Today, the government of Colombia and the Revolutionary Armed Forces of Colombia (FARC) insurgency group meet in Oslo, Norway, to begin deliberations aimed at concluding a 48-year civil war. The Colombian armed conflict has resulted in the estimated deaths of around 100,000 people, forcibly displaced more than 5 million people, and produced as many forced disappearances as the most egregious cases in Latin America. In addition to the terrible human costs, the violence has facilitated an atmosphere for illicit drug trafficking and paralyzed the nation’s economic development.
This is an historic opportunity to end the last cold war conflict in Latin America. While the combatants at the negotiating table may finally end the fighting, greater participation by Colombians, especially Colombian women, is critical for laying the foundation for a lasting peace.
For Colombian women the armed conflict is an everyday reality. A study of 407 municipalities between 2001 and 2009 documented 489,687 women victims of sexual violence. Every hour over the nine-year period, on average six girls and women were victims of rape, sexual slavery, abuse, and exploitation. It has become normal in the conflict areas for commanders to force women into abusive sexual relationships.
Despite this stark reality, and at great personal risk for their security, women have been at the forefront of peace and justice initiatives in Colombia. More than 16 nationally active networks and hundreds of local organizations of women work to build peace and justice across the country. Paramilitary organizations, ostensibly demobilized in a five-year transitional justice process, continue to target these organizations with threats of violence.
Women have led the struggle for land restitution and for the rights to truth, justice, and reparations for victims. Women have placed the issue of more than 32,000 forced disappearances on the national and international agenda. Women teachers defend their students from forced recruitment by armed groups. Women have recovered and buried the bodies and found ways for victims to survive in the midst of conflict. Their participation in the peace process is not a demand to be considered, it is a right they have earned.

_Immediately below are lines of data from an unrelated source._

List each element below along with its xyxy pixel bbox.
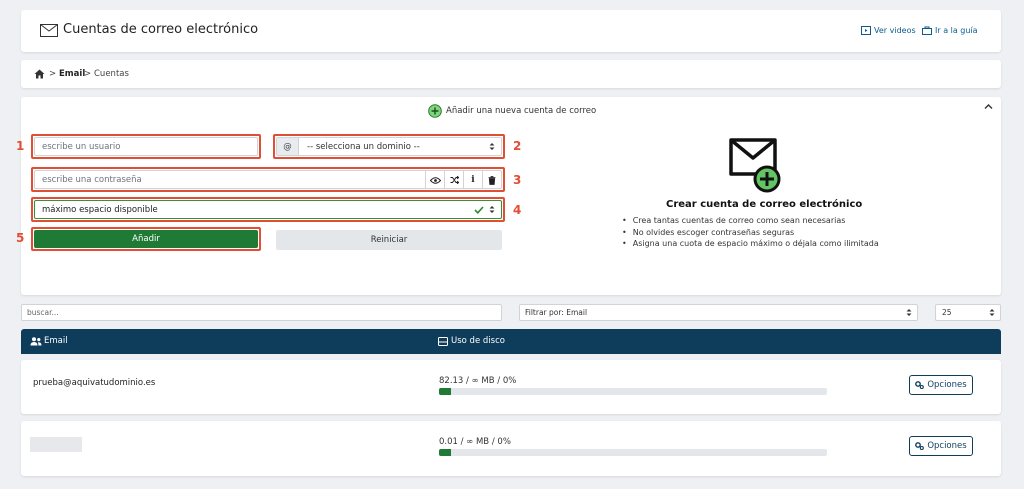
marker-4: 4 [513,203,522,217]
username-field[interactable] [34,137,258,156]
table-row: 0.01 / ∞ MB / 0% Opciones [21,421,1001,476]
valid-check-icon [474,205,484,214]
table-row: prueba@aquivatudominio.es 82.13 / ∞ MB /… [21,360,1001,414]
row-email: prueba@aquivatudominio.es [33,378,156,388]
highlight-add-button: Añadir [31,227,261,251]
disk-icon [438,337,448,346]
info-bullet: No olvides escoger contraseñas seguras [622,227,879,239]
domain-selected: -- selecciona un dominio -- [307,141,420,152]
quota-select[interactable]: máximo espacio disponible [34,200,502,219]
marker-5: 5 [16,231,25,245]
collapse-chevron-icon[interactable] [984,103,993,110]
guide-icon [922,26,932,35]
new-account-panel: Añadir una nueva cuenta de correo 1 2 3 … [16,97,1001,295]
breadcrumb-cuentas: Cuentas [94,69,129,79]
disk-usage-bar [439,388,827,395]
marker-2: 2 [513,139,522,153]
breadcrumb: > Email > Cuentas [21,60,1001,88]
search-input[interactable] [22,305,501,320]
add-account-toggle[interactable]: Añadir una nueva cuenta de correo [428,104,596,118]
info-title: Crear cuenta de correo electrónico [666,199,863,210]
row-disk-usage: 82.13 / ∞ MB / 0% [439,376,517,386]
gears-icon [915,381,925,389]
gears-icon [915,442,925,450]
add-account-toggle-label: Añadir una nueva cuenta de correo [446,106,597,116]
options-button[interactable]: Opciones [909,375,973,395]
select-arrows-icon [989,308,995,317]
video-icon [861,26,871,35]
highlight-domain: @ -- selecciona un dominio -- [273,134,505,159]
disk-usage-bar [439,449,827,456]
select-arrows-icon [489,205,495,214]
info-bullet: Asigna una cuota de espacio máximo o déj… [622,238,879,250]
page-size-select[interactable]: 25 [935,304,1001,321]
row-disk-usage: 0.01 / ∞ MB / 0% [439,437,511,447]
watch-videos-label: Ver videos [874,26,916,35]
page-title: Cuentas de correo electrónico [63,22,259,37]
disk-usage-bar-fill [439,388,451,395]
column-disk-usage[interactable]: Uso de disco [451,336,505,346]
breadcrumb-separator: > [49,69,57,79]
options-label: Opciones [927,380,967,390]
page-size-selected: 25 [942,308,952,317]
highlight-quota: máximo espacio disponible [31,197,505,222]
password-input[interactable] [35,171,425,188]
clear-password-icon[interactable] [482,171,501,189]
search-field[interactable] [21,304,502,321]
title-bar: Cuentas de correo electrónico Ver videos… [21,10,1001,52]
username-input[interactable] [35,138,257,155]
users-icon [30,337,42,346]
filter-selected: Filtrar por: Email [525,308,588,317]
quota-selected: máximo espacio disponible [42,204,158,215]
select-arrows-icon [906,308,912,317]
mail-icon [40,24,58,37]
reset-button[interactable]: Reiniciar [276,230,502,250]
domain-at-prefix: @ [277,138,299,155]
add-button[interactable]: Añadir [34,230,258,248]
disk-usage-bar-fill [439,449,451,456]
info-bullets: Crea tantas cuentas de correo como sean … [622,215,879,250]
guide-link[interactable]: Ir a la guía [922,26,978,35]
options-button[interactable]: Opciones [909,436,973,456]
password-field[interactable]: i [34,170,502,189]
password-info-icon[interactable]: i [463,171,482,189]
redacted-email [30,437,82,452]
home-icon[interactable] [34,69,45,79]
table-header: Email Uso de disco [21,329,1001,354]
options-label: Opciones [927,441,967,451]
filter-select[interactable]: Filtrar por: Email [519,304,918,321]
domain-select[interactable]: @ -- selecciona un dominio -- [276,137,502,156]
highlight-username [31,134,261,159]
marker-3: 3 [513,173,522,187]
info-bullet: Crea tantas cuentas de correo como sean … [622,215,879,227]
breadcrumb-separator: > [84,69,92,79]
watch-videos-link[interactable]: Ver videos [861,26,916,35]
generate-password-icon[interactable] [444,171,463,189]
marker-1: 1 [16,139,25,153]
highlight-password: i [31,167,505,192]
breadcrumb-email[interactable]: Email [59,69,85,79]
select-arrows-icon [489,142,495,151]
column-email[interactable]: Email [44,336,68,346]
plus-circle-icon [428,104,442,118]
guide-label: Ir a la guía [935,26,978,35]
new-mail-illustration-icon [728,137,784,195]
show-password-icon[interactable] [425,171,444,189]
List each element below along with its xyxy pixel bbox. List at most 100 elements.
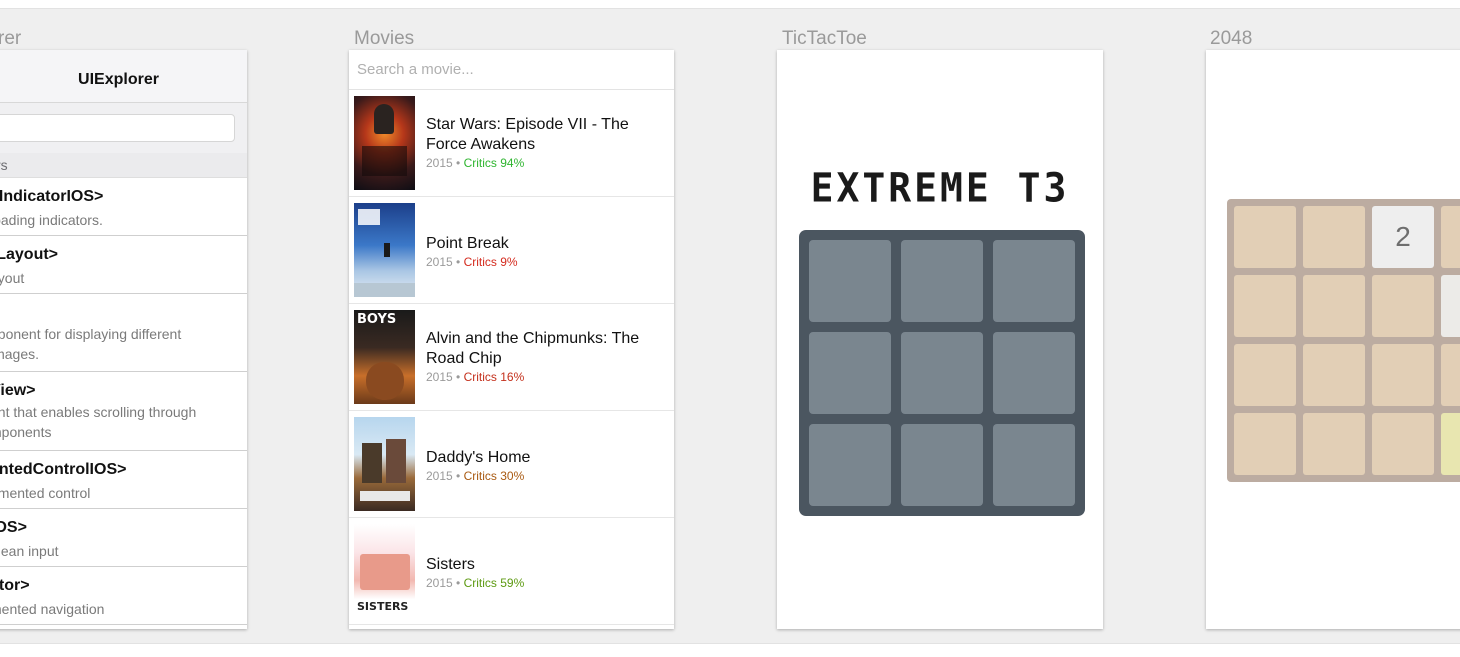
list-item-description: mented navigation: [0, 601, 105, 617]
movie-meta: 2015 • Critics 9%: [426, 255, 664, 269]
list-item-title: yIndicatorIOS>: [0, 188, 104, 205]
tictactoe-board: [799, 230, 1085, 516]
list-item-description: nponent for displaying different: [0, 326, 182, 342]
game2048-board[interactable]: 2: [1227, 199, 1460, 482]
uiexplorer-list-item[interactable]: yIndicatorIOS> loading indicators.: [0, 178, 247, 236]
column-title-movies: Movies: [354, 28, 415, 49]
meta-separator: •: [456, 576, 461, 590]
list-item-title: View>: [0, 382, 36, 399]
critics-score: Critics 16%: [463, 370, 525, 384]
uiexplorer-list-item[interactable]: rLayout> ayout: [0, 236, 247, 294]
game-title: EXTREME T3: [810, 164, 1070, 212]
grid-tile: [1441, 413, 1460, 475]
grid-tile: [1234, 413, 1296, 475]
grid-tile: [1303, 413, 1365, 475]
grid-tile: [1234, 206, 1296, 268]
board-cell[interactable]: [809, 424, 891, 506]
movie-year: 2015: [426, 255, 453, 269]
movie-row[interactable]: Daddy's Home 2015 • Critics 30%: [349, 411, 674, 518]
movie-row[interactable]: Star Wars: Episode VII - The Force Awake…: [349, 90, 674, 197]
board-cell[interactable]: [993, 424, 1075, 506]
list-item-description: olean input: [0, 543, 59, 559]
grid-tile: [1372, 275, 1434, 337]
grid-tile: [1372, 344, 1434, 406]
movie-year: 2015: [426, 576, 453, 590]
grid-tile: [1441, 344, 1460, 406]
poster-logo-text: SISTERS: [357, 600, 409, 613]
movie-row[interactable]: BOYS Alvin and the Chipmunks: The Road C…: [349, 304, 674, 411]
meta-separator: •: [456, 469, 461, 483]
column-title-tictactoe: TicTacToe: [782, 28, 867, 49]
grid-tile: 2: [1372, 206, 1434, 268]
list-item-description: ent that enables scrolling through: [0, 404, 197, 420]
list-item-title: entedControlIOS>: [0, 461, 127, 478]
movie-poster: [354, 96, 415, 190]
uiexplorer-search-bar: [0, 103, 247, 153]
list-item-description-line2: mponents: [0, 424, 52, 440]
board-cell[interactable]: [993, 332, 1075, 414]
movie-meta: 2015 • Critics 59%: [426, 576, 664, 590]
list-item-description: loading indicators.: [0, 212, 103, 228]
grid-tile: [1372, 413, 1434, 475]
list-item-title: IOS>: [0, 519, 27, 536]
movie-title: Daddy's Home: [426, 449, 531, 466]
board-cell[interactable]: [809, 332, 891, 414]
movie-row[interactable]: SISTERS Sisters 2015 • Critics 59%: [349, 518, 674, 625]
movie-search-input[interactable]: Search a movie...: [349, 50, 674, 90]
grid-tile: [1441, 275, 1460, 337]
list-item-title: >: [0, 304, 247, 322]
movie-title: Star Wars: Episode VII - The Force Awake…: [426, 116, 629, 153]
critics-score: Critics 94%: [463, 156, 525, 170]
meta-separator: •: [456, 156, 461, 170]
column-title-uiexplorer: rer: [0, 28, 22, 49]
tictactoe-screen: EXTREME T3: [777, 50, 1103, 629]
game2048-screen: 2: [1206, 50, 1460, 629]
movie-meta: 2015 • Critics 30%: [426, 469, 664, 483]
movie-meta: 2015 • Critics 94%: [426, 156, 664, 170]
movies-screen: Search a movie... Star Wars: Episode VII…: [349, 50, 674, 629]
board-cell[interactable]: [901, 240, 983, 322]
uiexplorer-list-item[interactable]: entedControlIOS> gmented control: [0, 451, 247, 509]
simulator-stage: rer Movies TicTacToe 2048 UIExplorer rs …: [0, 8, 1460, 644]
movie-title: Point Break: [426, 235, 509, 252]
meta-separator: •: [456, 370, 461, 384]
board-cell[interactable]: [993, 240, 1075, 322]
critics-score: Critics 59%: [463, 576, 525, 590]
movie-year: 2015: [426, 156, 453, 170]
uiexplorer-list-item[interactable]: IOS> olean input: [0, 509, 247, 567]
board-cell[interactable]: [901, 332, 983, 414]
board-cell[interactable]: [809, 240, 891, 322]
movie-meta: 2015 • Critics 16%: [426, 370, 664, 384]
list-item-title: ator>: [0, 577, 30, 594]
list-item-description: ayout: [0, 270, 25, 286]
movie-poster: SISTERS: [354, 524, 415, 618]
uiexplorer-screen: UIExplorer rs yIndicatorIOS> loading ind…: [0, 50, 247, 629]
poster-logo-text: BOYS: [357, 312, 397, 327]
grid-tile: [1303, 275, 1365, 337]
movie-year: 2015: [426, 469, 453, 483]
uiexplorer-search-input[interactable]: [0, 114, 235, 142]
uiexplorer-nav-title: UIExplorer: [0, 50, 247, 103]
list-item-title: rLayout>: [0, 246, 59, 263]
list-item-description: gmented control: [0, 485, 91, 501]
grid-tile: [1441, 206, 1460, 268]
critics-score: Critics 9%: [463, 255, 518, 269]
uiexplorer-list-item[interactable]: View> ent that enables scrolling through…: [0, 372, 247, 451]
grid-tile: [1234, 275, 1296, 337]
grid-tile: [1303, 344, 1365, 406]
column-title-2048: 2048: [1210, 28, 1253, 49]
movie-poster: [354, 203, 415, 297]
grid-tile: [1234, 344, 1296, 406]
critics-score: Critics 30%: [463, 469, 525, 483]
movie-row[interactable]: Point Break 2015 • Critics 9%: [349, 197, 674, 304]
uiexplorer-list-item[interactable]: > nponent for displaying different image…: [0, 294, 247, 372]
uiexplorer-list-item[interactable]: ator> mented navigation: [0, 567, 247, 625]
uiexplorer-section-header: rs: [0, 153, 247, 178]
board-cell[interactable]: [901, 424, 983, 506]
grid-tile: [1303, 206, 1365, 268]
movie-poster: BOYS: [354, 310, 415, 404]
movie-year: 2015: [426, 370, 453, 384]
movie-poster: [354, 417, 415, 511]
list-item-description-line2: images.: [0, 346, 40, 362]
movie-title: Sisters: [426, 556, 475, 573]
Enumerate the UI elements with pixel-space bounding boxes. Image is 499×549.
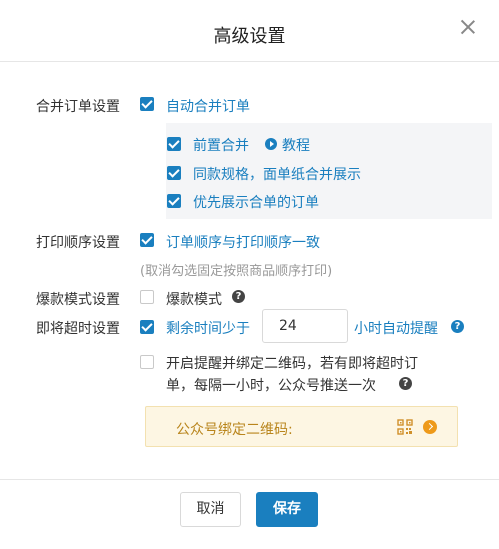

Despite assurances from Colombian President Juan Manuel Santos that women will have a defined role in the process, the parties to the negotiations have yet to define mechanisms for their meaningful involvement. Historically women have only represented 8 percent of negotiating teams, a tremendous deficiency that the United Nations has committed to reversing. Evidently, there are going to be four women (two insurgent combatants; one from the Ministry of Defense and one from the Office of the Presidency) present at the negotiations, but they are not listed as part of the five-man negotiating teams on each side.
Even if officially included, they appear to be representing the parties to the conflict more than a gendered perspective of the impact of violence on Colombian women, with strategies to end the impunity for sexual violence committed by their forces, or with proposals to counter the historical exclusion women have suffered. Colombian women and their substantive proposals, beyond the combatants, must be incorporated into the peace process.
As Marcelo Pollack of Amnesty International states, “By failing to investigate effectively sexual violence against women, the Colombian authorities are sending a dangerous message to perpetrators that they can continue to rape and sexually abuse without fear of the consequences…Respect for human rights must be at the top of the agenda in the forthcoming peace talks between the government and the Revolutionary Armed Forces of Colombia (FARC). Without a clear commitment from all the parties to the conflict to end sexual violence and other human rights abuses there can be no lasting and stable peace in Colombia.”
Professionals who study peace processes distinguish between ending the fighting – negative peace – and transforming the underlying causes of conflict – positive peace. For the millions of Colombians caught in the crossfire or forced to leave their homes, any end to the savagery – even a negative peace – would be welcome relief. Yet to make an eventual peace accord last it will be important to address the historic inequities that underpin conflict. To do so effectively will require both security and social inclusion, as pointed out by President Obama, and broad international support, including that of the United States.
Colombian women – and also the millions of Afro-Colombians, indigenous peoples, rural peasants, and trade unionists brutalized by the conflict – should not simply be relegated to observe the process from afar. Their perspectives, and aspirations for justice, must be included in the negotiations to ensure a lasting peace – because Colombians caught in the conflict, especially women, are not simply victims. Many have worked tirelessly for peace and reconciliation despite the risks.
Social exclusion has been one of the underpinnings of conflict in Colombia, and it should not be replicated in these talks. Social inclusion, where citizen “change agents” can be an integral part of the negotiations and their outcomes, is crucial for a sustainable peace.
Nancy Sánchez has worked as a human rights defender for decades in Colombia, most recently in Putumayo. She is currently a Woman PeaceMaker in residence at the University of San Diego. Milburn Line is executive director of the Joan B. Kroc Institute for Peace & Justice at the University of San Diego. From 2007 to 2009, he managed a project in Colombia that worked with civil society and government institutions working to protect human rights.